The first step in breaking the doomscrolling cycle is to establish control over your phone. Power emphasises that ‘the best way to regain control over your phone is when you wake up in the morning, and learn to beat that first check.’ Whenever you ‘engage willpower and win the fight over anything’, he says, ‘whether it’s sugar, pornography or your phone, the anterior midsingular cortex gets stronger.’

2/ Accomplish, then accomplish again

‘Your brain is craving accomplishment,’ reads a recent post from Power. ‘Accomplishment when you wake is essential, and learning to see sunlight before you see social media every morning is the first step.’ He continues to advise getting ‘outside more’ and ‘finding an activity that you love’ and ‘that pushes you’. This, he hypothesises, will increase levels of dopamine – as will, perhaps less enticingly, the housework, from vacuuming your lounge to emptying your dishwasher. ‘A great life is on the other side of a motivated brain,’ says Power.

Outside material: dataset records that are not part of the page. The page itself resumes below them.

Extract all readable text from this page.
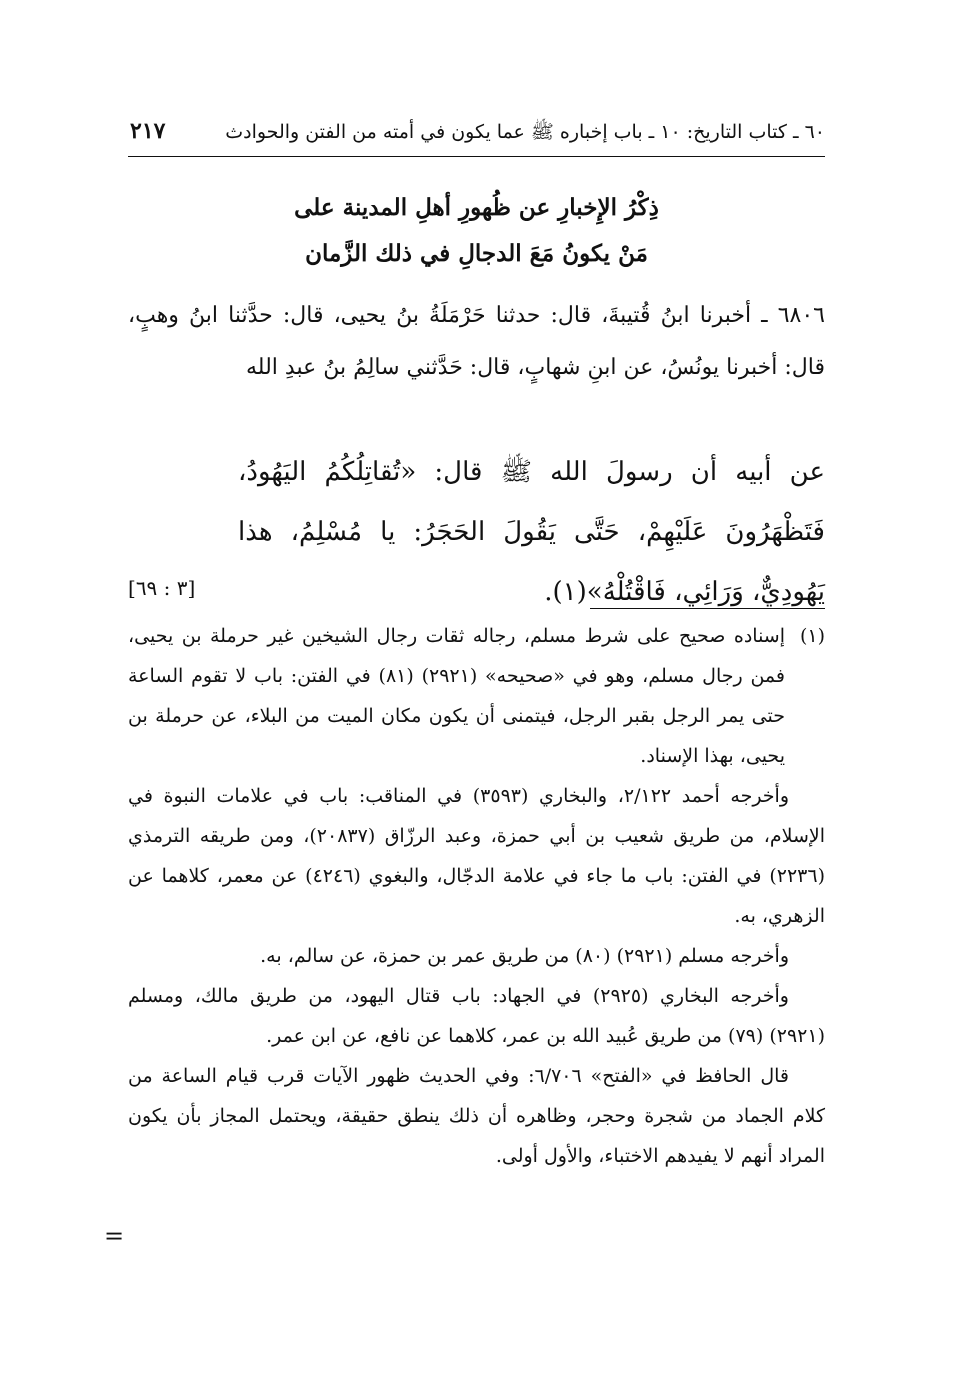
٦٠ ـ كتاب التاريخ: ١٠ ـ باب إخباره ﷺ عما يكون في أمته من الفتن والحوادث
٢١٧
ذِكْرُ الإِخبارِ عن ظُهورِ أهلِ المدينة على
مَنْ يكونُ مَعَ الدجالِ في ذلك الزَّمان
٦٨٠٦ ـ أخبرنا ابنُ قُتيبةَ، قال: حدثنا حَرْمَلَةُ بنُ يحيى، قال: حدَّثنا ابنُ وهبٍ، قال: أخبرنا يونُسُ، عن ابنِ شهابٍ، قال: حَدَّثني سالِمُ بنُ عبدِ الله
عن أبيه أن رسولَ الله ﷺ قال: «تُقاتِلُكُمُ اليَهُودُ، فَتَظْهَرُونَ عَلَيْهِمْ، حَتَّى يَقُولَ الحَجَرُ: يا مُسْلِمُ، هذا يَهُودِيٌّ، وَرَائِي، فَاقْتُلْهُ»(١).
[٣ : ٦٩]

(١)إسناده صحيح على شرط مسلم، رجاله ثقات رجال الشيخين غير حرملة بن يحيى، فمن رجال مسلم، وهو في «صحيحه» (٢٩٢١) (٨١) في الفتن: باب لا تقوم الساعة حتى يمر الرجل بقبر الرجل، فيتمنى أن يكون مكان الميت من البلاء، عن حرملة بن يحيى، بهذا الإسناد.

وأخرجه أحمد ٢/١٢٢، والبخاري (٣٥٩٣) في المناقب: باب في علامات النبوة في الإسلام، من طريق شعيب بن أبي حمزة، وعبد الرزّاق (٢٠٨٣٧)، ومن طريقه الترمذي (٢٢٣٦) في الفتن: باب ما جاء في علامة الدجّال، والبغوي (٤٢٤٦) عن معمر، كلاهما عن الزهري، به.

وأخرجه مسلم (٢٩٢١) (٨٠) من طريق عمر بن حمزة، عن سالم، به.

وأخرجه البخاري (٢٩٢٥) في الجهاد: باب قتال اليهود، من طريق مالك، ومسلم (٢٩٢١) (٧٩) من طريق عُبيد الله بن عمر، كلاهما عن نافع، عن ابن عمر.

قال الحافظ في «الفتح» ٦/٧٠٦: وفي الحديث ظهور الآيات قرب قيام الساعة من كلام الجماد من شجرة وحجر، وظاهره أن ذلك ينطق حقيقة، ويحتمل المجاز بأن يكون المراد أنهم لا يفيدهم الاختباء، والأول أولى.

=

3/ Implement digital boundaries

Beyond internal willpower, practical tools can create essential barriers. Power shares his strategy: ‘I go on it three times a day at 10am, 3am, and 8am,’ he says, ‘outside of that, I use an app called Roots.’ This app, he describes, effectively blocks access and requires a deliberate effort to bypass. ‘The less you stimulate your brain, the happier you seem to become,’ says Power. ‘It’s almost like stimulation is leading us to sadness, and boredom can lead us to happiness.’

By understanding the neuroscience behind our digital habits and taking small, intentional steps to change them, we can stop being passive consumers and start living with purpose. Because at 2am, your brain doesn’t need another swipe – it needs stillness and a shot at recovery.